Early in my ministry I had a long talk with a Unitarian pastor about how the crucifixion was not a case of divine child abuse. I still believe that because I do not believe God sent Jesus to live on earth only to die like a criminal. I do not believe that God required the blood of his son to expiate our sins so that we might be forgiven. The whole of Jesus’ life illustrated in stark detail that relationship, justice for the poor, compassion for the stranger and healing for the despairing were God’s priorities, and it is through these that we are saved. These elements are present even at Jesus’ birth in the witness of the shepherds, the innkeeper’s hospitality in the stable, the rejoicing of Simeon and Anna in the temple, and Mary and Joseph keeping their faith tradition to pass on to their infant son.

If we are saved by Jesus’ death, it is that we see how the world behaves in the face of such unbridled, unlimited love, that innocence does not guarantee rights in the hands of the powerful, that love is more powerful than death, that life is not life if we have not love. The Christmas story, like the Easter story, is the story of love; not just any love but God’s love: love that keeps its promises. And ultimately it is this love that saves us from ourselves, from leaving a world to our children that is worse off than when we came into it.

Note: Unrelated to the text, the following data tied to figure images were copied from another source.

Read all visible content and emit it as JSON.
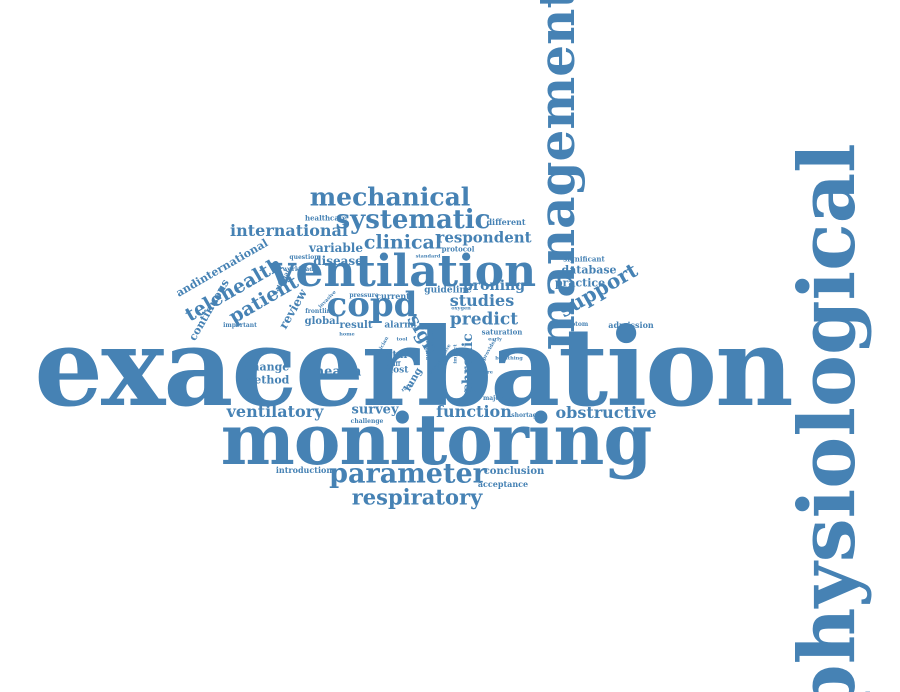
{
  "colors": {
    "primary": "#4682b4",
    "light": "#6a9bc8",
    "background": "#ffffff"
  },
  "words": {
    "exacerbation": "exacerbation",
    "monitoring": "monitoring",
    "physiological": "physiological",
    "management": "management",
    "ventilation": "ventilation",
    "copd": "copd",
    "mechanical": "mechanical",
    "systematic": "systematic",
    "parameter": "parameter",
    "respiratory": "respiratory",
    "international": "international",
    "clinical": "clinical",
    "respondent": "respondent",
    "telehealth": "telehealth",
    "patient": "patient",
    "support": "support",
    "studies": "studies",
    "predict": "predict",
    "proning": "proning",
    "obstructive": "obstructive",
    "function": "function",
    "ventilatory": "ventilatory",
    "health": "health",
    "survey": "survey",
    "sign": "sign",
    "chronic": "chronic",
    "disease": "disease",
    "variable": "variable",
    "review": "review",
    "database": "database",
    "practice": "practice",
    "andinternational": "andinternational",
    "continuous": "continuous",
    "change": "change",
    "method": "method",
    "conclusion": "conclusion",
    "acceptance": "acceptance",
    "introduction": "introduction",
    "global": "global",
    "result": "result",
    "alarm": "alarm",
    "guideline": "guideline",
    "vital": "vital",
    "most": "most",
    "lung": "lung",
    "current": "current",
    "healthcare": "healthcare",
    "different": "different",
    "protocol": "protocol",
    "significant": "significant",
    "admission": "admission",
    "symptom": "symptom",
    "saturation": "saturation",
    "important": "important",
    "frontline": "frontline",
    "question": "question",
    "workload": "workload",
    "national": "national",
    "invasive": "invasive",
    "pressure": "pressure",
    "standard": "standard",
    "oxygen": "oxygen",
    "tele": "tele",
    "staff": "staff",
    "challenge": "challenge",
    "majority": "majority",
    "shortage": "shortage",
    "provider": "provider",
    "hospital": "hospital",
    "intensive": "intensive",
    "number": "number",
    "impact": "impact",
    "breathing": "breathing",
    "severe": "severe",
    "clinician": "clinician",
    "home": "home",
    "ratio": "ratio",
    "reduce": "reduce",
    "early": "early",
    "tool": "tool",
    "care": "care"
  }
}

The birth story of Jesus has the power to remind us of all the children who need saving right now, this minute, can't wait any longer: children being conscripted into armies; children orphaned by AIDS, war, floods, earthquakes, and the tsunami four years ago this past Friday; children sold into slavery and prostitution; children who need nutrition, health care, education, a home or a legal marriage for their same-sex parents. In short, children remind us that we are all worthy of love, simply because we draw breath.

What we don't realize is that the sword that pierced Mary’s soul will drive home its dual edge of pain and love into our souls as well. Our world needs to have its soul pierced, to see that we still practice child abuse of the worst kind—the kind we choose to be blind to.

We are our children's future. We are holding the promises we made to them when they were born. In our eyes they see their future. We are the ones who create policy, social structure, decide what is truly valuable and what is just dust in the wind. The trouble is, we spend more of our energy chasing after that wind than on what is right in front of us, right now, this minute, can't wait any longer. God is watching us but through the eyes, ears, hearts and minds of our children and they are taking copious notes.

Yes, there is great joy at Christmas, for God has kept a wonderful promise, but there is also a mandate from this poor, lonely manger. We are to keep our promises to the children of this world, preserving the world for our children, that we would also experience God’s salvation for us. And for this, we need Jesus—right now, this minute, can’t wait any longer—just as he is: tiny and helpless, ready to go wherever we might take him.

Hope of the world, Mary’s Child, you’re coming soon to reign;
King of the earth, Mary’s Child, walk in our streets again.




1. “Born in the Night, Mary’s Child”, Geoffrey Ainger, © 1964 Stainer & Bell, Ltd., printed in The New Century Hymnal, © 1995 The Pilgrim Press, Cleveland, OH.